Research: Unhealthy Lifestyle Choices Linked To High Blood Pressure In Kids And Teens

Inactivity, diets high in sugar and salt, and excess weight account for 90% of cases of high blood pressure in children and adolescents. A recent study that focuses on hypertension in children between the ages of 6 and 16 gives families advice on how to improve their general health.

The conclusions of the heart health experts’ consensus paper were released in
the European Heart Journal, a publication of the European Society of
Cardiology (ESC).

“Parents are significant agents of change in the promotion of children’s health
behaviours,” said first author Professor Giovanni de Simone of the University of
Naples Federico I1, Italy.

“Very often, high blood pressure and/or obesity coexist in the same family. But even when this is not the case, it is desirable that lifestyle modifications involve all family members.”

Fresh produce, fruits, and other high-fibre foods are encouraged in dietary
guidelines for treating high blood pressure in kids. Salt intake is also advised to
be kept to a minimum, and sugar-sweetened beverages and saturated fat
should be avoided.

Children and teenagers should engage in no more than two hours of sedentary activity each day and should engage in at least an hour of vigorous physical activity each day, such as jogging, cycling, or swimming.

Professor de Simone advised parents to keep an eye on how much time their
kids spend watching TV or using their smartphones and to provide them with
active alternatives.

Setting realistic objectives for weight, diet, and exercise should be done with a
focus on the areas that require the most improvement. Young people and their
families can monitor progress toward their objectives by keeping a long-term record of their weight, eating patterns, and physical activity without becoming
obsessive, according to Professor de Simone.

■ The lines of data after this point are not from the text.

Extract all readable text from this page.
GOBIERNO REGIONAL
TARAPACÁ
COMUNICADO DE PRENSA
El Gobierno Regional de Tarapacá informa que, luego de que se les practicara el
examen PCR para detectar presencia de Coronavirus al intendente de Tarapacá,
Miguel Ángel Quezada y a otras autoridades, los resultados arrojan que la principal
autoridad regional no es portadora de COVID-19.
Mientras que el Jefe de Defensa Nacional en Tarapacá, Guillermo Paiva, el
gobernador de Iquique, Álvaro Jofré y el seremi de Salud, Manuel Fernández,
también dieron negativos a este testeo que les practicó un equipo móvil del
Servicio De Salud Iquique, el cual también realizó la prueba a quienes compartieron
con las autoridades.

It is advised to implement a “health-promoting reward system.” “Ideal
incentives are those that increase social support and reinforce the value of
targeted behaviours, like a bike ride with the family or a walk with friends,” said
Professor de Simone.

According to the report, childhood obesity and hypertension are “insidious
siblings” that develop into serious health risks over time. According to studies,
childhood hypertension is on the rise with obesity, especially abdominal
obesity, contributing to some of the rises. Less than 2% of children with normal
weight are thought to have hypertension, compared to 5% of overweight
children and 15% of obese children.

“The rise in childhood hypertension is of great concern as it is associated with the persistence of hypertension and other cardiovascular issues during adulthood,” said Professor de Simone.

It is essential to identify elevated blood pressure early so that it can be
controlled through lifestyle changes and, if necessary, medication. A doctor or
nurse can identify children with high blood pressure with just one blood
pressure reading, but a second visit is advised for confirmation.

Dr. de Simone stated: “Regardless of symptoms, screening should be done at least once a year in the primary care setting. This is due to the fact that hypertension in kids, just like in adults, is typically asymptomatic.”

A medical history and physical examination are necessary to identify potential causes and pinpoint behaviours that can be changed when blood pressure
measurements indicate hypertension.

Birth weight, gestational age, family history of hypertension and cardiovascular disease, lifestyle factors like smoking, salt intake, alcohol use, physical activity, and leisure activities, and potential symptoms like headaches, nosebleeds, vertigo, visual impairment, poor academic performance, attention issues, shortness of breath, palpitations, and fainting are all included in the information.

Early intervention for childhood hypertension should concentrate on behaviour
modification and education. One low-dose medication should be started if
blood pressure goals are not met. Small doses of two medications may be
required if one drug is ineffective.

The authors urge public health organisations to give prevention and treatment
of hypertension in kids and teenagers a top priority. For instance, campaigns to
raise awareness of the dangers of high blood pressure in young people and the
benefits of leading a healthy lifestyle that includes exercise, a wholesome diet
low in salt and sugar, and quitting smoking.

Other suggested actions include setting aside time for kids to watch TV and use social media without encouraging unhealthy eating patterns or other potentially harmful lifestyle choices.